Kuwait’s National Assembly approves expat quota bill – report

If approved, the law would require some 800,000 Indians to leave the country

A draft law calling for an expatriate quota system in Kuwait has been approved by the National Assembly’s legal and legislative committee, local daily Kuwait Times reported.

The draft law, submitted by five MPs, “is in line with the Kuwaiti constitution and laws”, the committee found.

The bill will now be referred to the concerned committee that will study legislation related to implementing the quota system, the report added.

According to the bill, Indians – who form the largest foreign community in Kuwait – must not exceed 15 per cent of the national population – which currently stands at 1.45 million.

If approved, the law would require some 800,000 Indians to leave the country, the report added.

Last month, Kuwaiti Prime Minister Sheikh Sabah Al-Khaled Al-Sabah said that the Gulf state would like expat numbers to reduce to 30 per cent of the country’s population – down from 70 per cent at present.

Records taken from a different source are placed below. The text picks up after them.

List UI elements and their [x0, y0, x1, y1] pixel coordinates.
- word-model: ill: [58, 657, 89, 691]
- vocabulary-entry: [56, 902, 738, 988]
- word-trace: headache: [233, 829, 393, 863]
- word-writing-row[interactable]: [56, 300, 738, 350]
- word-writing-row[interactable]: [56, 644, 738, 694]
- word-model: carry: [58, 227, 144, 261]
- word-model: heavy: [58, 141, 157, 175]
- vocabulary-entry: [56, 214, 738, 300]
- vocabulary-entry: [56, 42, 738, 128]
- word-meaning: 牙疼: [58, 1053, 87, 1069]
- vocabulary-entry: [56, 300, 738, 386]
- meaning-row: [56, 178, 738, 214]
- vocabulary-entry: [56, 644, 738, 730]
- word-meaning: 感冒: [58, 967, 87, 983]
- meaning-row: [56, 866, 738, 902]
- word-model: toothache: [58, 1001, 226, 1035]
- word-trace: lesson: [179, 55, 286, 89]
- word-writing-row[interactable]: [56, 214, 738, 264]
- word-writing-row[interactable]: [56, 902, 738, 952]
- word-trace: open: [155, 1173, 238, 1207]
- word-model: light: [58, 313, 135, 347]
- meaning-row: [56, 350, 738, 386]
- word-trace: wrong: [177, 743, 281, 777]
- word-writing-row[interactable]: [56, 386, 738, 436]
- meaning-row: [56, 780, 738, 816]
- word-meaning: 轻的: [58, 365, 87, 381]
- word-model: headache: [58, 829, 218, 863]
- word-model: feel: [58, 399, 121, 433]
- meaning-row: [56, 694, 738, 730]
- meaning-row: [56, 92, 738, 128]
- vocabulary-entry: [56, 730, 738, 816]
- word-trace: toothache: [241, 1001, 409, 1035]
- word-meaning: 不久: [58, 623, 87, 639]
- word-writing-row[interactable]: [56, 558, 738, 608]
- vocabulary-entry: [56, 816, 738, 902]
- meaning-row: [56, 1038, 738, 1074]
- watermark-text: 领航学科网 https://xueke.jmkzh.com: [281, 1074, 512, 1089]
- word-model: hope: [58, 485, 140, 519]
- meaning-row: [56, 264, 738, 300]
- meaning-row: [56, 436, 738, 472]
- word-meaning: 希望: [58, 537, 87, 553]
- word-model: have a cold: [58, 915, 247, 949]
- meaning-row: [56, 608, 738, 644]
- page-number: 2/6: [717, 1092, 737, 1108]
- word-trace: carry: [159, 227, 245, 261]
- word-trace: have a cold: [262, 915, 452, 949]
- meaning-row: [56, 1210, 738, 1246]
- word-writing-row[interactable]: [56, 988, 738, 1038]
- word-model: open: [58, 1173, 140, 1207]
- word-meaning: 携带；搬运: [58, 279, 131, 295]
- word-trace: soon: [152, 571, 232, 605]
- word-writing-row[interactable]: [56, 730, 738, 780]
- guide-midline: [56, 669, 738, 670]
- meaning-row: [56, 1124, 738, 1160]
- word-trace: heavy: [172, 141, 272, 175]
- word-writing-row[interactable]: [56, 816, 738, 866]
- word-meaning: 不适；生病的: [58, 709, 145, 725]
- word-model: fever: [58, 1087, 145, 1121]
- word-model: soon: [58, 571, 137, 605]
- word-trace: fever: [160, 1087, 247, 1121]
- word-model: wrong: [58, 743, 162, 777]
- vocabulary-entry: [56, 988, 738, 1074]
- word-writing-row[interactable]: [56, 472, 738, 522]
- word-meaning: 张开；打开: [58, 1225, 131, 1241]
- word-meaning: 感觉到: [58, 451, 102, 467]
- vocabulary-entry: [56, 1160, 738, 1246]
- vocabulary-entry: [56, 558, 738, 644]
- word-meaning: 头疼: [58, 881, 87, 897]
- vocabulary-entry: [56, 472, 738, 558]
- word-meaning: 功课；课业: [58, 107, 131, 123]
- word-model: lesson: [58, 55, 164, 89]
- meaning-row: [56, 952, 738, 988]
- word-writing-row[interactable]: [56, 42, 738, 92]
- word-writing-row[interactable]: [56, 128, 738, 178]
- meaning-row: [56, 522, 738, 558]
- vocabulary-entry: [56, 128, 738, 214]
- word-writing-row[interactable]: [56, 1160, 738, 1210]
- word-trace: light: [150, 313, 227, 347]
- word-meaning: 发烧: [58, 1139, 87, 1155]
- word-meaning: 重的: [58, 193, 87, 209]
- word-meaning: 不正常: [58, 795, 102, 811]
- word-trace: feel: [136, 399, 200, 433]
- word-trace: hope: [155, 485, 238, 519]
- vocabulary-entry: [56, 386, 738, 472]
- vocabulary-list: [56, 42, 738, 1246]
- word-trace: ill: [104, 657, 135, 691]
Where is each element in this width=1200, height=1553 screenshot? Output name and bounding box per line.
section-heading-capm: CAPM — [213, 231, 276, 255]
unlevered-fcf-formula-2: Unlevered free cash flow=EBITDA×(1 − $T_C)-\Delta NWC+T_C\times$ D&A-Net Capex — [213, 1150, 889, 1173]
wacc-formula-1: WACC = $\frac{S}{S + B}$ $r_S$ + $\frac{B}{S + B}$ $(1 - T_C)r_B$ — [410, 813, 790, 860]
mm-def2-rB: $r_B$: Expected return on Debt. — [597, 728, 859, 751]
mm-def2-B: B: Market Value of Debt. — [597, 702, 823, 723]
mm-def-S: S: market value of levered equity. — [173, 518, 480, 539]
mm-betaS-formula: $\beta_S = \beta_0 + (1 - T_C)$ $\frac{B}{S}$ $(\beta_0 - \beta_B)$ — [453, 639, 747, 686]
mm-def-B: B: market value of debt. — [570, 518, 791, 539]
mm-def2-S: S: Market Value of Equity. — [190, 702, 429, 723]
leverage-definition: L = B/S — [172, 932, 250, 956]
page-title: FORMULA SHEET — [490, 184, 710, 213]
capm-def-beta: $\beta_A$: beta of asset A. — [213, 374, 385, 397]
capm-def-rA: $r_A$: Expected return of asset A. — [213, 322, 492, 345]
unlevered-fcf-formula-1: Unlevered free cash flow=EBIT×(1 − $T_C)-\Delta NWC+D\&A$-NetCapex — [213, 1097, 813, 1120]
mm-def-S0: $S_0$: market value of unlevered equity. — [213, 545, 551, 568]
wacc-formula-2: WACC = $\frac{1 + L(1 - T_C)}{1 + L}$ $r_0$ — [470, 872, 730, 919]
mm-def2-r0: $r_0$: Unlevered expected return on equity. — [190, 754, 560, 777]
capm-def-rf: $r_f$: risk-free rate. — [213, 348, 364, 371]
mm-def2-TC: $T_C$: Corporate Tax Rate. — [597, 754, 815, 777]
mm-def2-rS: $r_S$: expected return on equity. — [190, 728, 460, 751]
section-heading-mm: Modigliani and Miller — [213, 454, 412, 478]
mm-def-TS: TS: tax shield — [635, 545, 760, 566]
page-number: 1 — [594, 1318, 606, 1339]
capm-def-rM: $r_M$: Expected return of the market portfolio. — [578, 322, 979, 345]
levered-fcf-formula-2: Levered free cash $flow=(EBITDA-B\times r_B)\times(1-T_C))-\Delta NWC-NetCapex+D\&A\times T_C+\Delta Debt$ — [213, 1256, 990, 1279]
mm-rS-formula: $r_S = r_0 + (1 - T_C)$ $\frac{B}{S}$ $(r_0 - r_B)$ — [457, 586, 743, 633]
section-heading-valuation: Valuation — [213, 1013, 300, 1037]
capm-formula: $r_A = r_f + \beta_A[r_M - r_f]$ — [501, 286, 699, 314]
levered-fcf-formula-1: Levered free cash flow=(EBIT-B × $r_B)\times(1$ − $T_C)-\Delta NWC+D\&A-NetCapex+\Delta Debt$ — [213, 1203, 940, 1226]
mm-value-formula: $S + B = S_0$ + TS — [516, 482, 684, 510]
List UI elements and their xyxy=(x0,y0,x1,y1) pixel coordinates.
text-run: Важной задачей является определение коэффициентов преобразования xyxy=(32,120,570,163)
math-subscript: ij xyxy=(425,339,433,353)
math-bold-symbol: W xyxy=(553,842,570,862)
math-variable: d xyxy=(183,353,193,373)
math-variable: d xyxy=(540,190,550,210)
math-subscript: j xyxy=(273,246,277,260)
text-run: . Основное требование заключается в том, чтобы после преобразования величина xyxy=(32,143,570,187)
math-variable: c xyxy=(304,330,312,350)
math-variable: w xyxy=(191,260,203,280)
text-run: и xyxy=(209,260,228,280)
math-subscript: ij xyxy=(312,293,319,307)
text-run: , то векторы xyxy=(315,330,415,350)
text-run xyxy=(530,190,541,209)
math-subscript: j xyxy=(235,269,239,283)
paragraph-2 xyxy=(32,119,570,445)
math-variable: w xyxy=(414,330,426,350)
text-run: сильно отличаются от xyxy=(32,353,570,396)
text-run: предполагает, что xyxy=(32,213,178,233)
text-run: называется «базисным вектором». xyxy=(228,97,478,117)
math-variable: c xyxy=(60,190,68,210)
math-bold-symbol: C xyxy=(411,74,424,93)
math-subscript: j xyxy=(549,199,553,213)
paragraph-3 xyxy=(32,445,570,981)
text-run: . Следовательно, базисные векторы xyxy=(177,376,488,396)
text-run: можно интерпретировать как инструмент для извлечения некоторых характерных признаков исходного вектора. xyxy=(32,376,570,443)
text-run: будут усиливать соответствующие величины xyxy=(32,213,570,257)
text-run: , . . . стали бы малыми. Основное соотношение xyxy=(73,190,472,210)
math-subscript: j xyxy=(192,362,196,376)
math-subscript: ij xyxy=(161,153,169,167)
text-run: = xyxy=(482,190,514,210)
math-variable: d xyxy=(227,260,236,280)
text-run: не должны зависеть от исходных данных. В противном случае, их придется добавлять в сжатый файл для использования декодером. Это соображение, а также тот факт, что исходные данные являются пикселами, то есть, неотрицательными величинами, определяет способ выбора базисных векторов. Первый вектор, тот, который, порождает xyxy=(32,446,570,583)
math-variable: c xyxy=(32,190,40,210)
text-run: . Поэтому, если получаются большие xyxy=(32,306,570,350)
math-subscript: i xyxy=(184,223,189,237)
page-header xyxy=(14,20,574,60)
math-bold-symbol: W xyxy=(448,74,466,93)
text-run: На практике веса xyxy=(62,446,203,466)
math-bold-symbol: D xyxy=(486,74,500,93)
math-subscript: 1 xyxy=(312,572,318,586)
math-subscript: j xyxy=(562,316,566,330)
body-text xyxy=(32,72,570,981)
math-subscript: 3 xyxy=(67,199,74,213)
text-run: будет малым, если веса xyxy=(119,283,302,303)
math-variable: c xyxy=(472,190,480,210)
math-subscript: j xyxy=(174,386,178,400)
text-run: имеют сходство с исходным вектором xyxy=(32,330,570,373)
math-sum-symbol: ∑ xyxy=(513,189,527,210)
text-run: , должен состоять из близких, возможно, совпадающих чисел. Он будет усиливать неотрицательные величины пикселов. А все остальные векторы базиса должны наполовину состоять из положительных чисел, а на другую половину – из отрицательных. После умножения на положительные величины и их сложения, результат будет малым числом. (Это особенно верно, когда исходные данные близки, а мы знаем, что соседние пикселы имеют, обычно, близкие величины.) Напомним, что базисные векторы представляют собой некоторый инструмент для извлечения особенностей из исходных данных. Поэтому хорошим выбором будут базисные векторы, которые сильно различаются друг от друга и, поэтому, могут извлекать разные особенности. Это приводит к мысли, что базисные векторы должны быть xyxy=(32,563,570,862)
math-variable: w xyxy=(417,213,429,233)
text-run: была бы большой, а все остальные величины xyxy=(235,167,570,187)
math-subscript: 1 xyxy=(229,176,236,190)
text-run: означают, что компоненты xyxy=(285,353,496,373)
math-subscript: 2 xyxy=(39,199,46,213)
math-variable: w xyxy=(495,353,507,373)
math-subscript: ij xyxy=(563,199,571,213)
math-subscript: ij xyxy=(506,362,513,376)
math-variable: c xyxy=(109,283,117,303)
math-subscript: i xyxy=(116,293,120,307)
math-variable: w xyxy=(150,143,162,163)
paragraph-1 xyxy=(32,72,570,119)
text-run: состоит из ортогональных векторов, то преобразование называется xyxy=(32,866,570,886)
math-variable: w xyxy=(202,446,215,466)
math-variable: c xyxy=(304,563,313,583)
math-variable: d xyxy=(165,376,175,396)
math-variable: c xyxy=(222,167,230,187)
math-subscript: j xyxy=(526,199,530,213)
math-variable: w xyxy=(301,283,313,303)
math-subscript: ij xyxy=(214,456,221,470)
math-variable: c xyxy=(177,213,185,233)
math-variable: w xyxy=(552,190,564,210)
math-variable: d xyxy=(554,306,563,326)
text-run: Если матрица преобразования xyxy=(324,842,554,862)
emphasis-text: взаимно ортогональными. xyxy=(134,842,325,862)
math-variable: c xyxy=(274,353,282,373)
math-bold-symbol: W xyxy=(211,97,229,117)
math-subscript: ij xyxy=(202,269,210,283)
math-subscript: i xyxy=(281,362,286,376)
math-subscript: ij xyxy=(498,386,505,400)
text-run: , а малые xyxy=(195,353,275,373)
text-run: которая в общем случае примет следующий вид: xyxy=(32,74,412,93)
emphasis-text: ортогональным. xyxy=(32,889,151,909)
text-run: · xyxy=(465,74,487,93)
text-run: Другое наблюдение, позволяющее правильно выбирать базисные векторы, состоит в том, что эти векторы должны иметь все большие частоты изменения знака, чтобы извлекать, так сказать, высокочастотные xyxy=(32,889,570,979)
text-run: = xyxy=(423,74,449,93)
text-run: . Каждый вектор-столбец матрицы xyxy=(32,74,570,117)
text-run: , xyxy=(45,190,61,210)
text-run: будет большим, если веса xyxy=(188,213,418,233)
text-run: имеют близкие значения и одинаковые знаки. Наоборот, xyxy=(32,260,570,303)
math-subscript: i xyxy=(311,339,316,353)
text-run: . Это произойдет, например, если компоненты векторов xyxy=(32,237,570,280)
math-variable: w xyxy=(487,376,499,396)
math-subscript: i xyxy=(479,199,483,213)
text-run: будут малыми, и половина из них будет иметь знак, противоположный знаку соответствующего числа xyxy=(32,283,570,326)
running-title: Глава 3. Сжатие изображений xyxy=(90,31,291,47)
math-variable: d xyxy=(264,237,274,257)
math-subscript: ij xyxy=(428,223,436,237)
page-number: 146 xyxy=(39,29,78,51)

That would require cutting down the number of foreign workers by around 2.5 million.

Read: Kuwait doesn’t want to be an expat-majority nation anymore

MPs have already called to replace all expat jobs in the government within one year.

Kuwait said in June that it will ban the employment of expatriates in state-owned Kuwait Petroleum Corporation (KPC) and its subsidiaries for the year 2020-21.

In May, it was announced that Kuwait’s Municipality will soon dismiss all expat employees and replace them with Kuwaitis.

The decision also calls for freezing employment applications from expats, cancelling appointments under process and not renewing the contracts of existing employees.

Last year, MP Safa Al Hashem also urged Kuwait to expel close to two million expatriates from the country over the next five years to rectify its ‘demographic imbalance’.

She said that it was essential to have Kuwaitis number more than 50 per cent of the country’s population.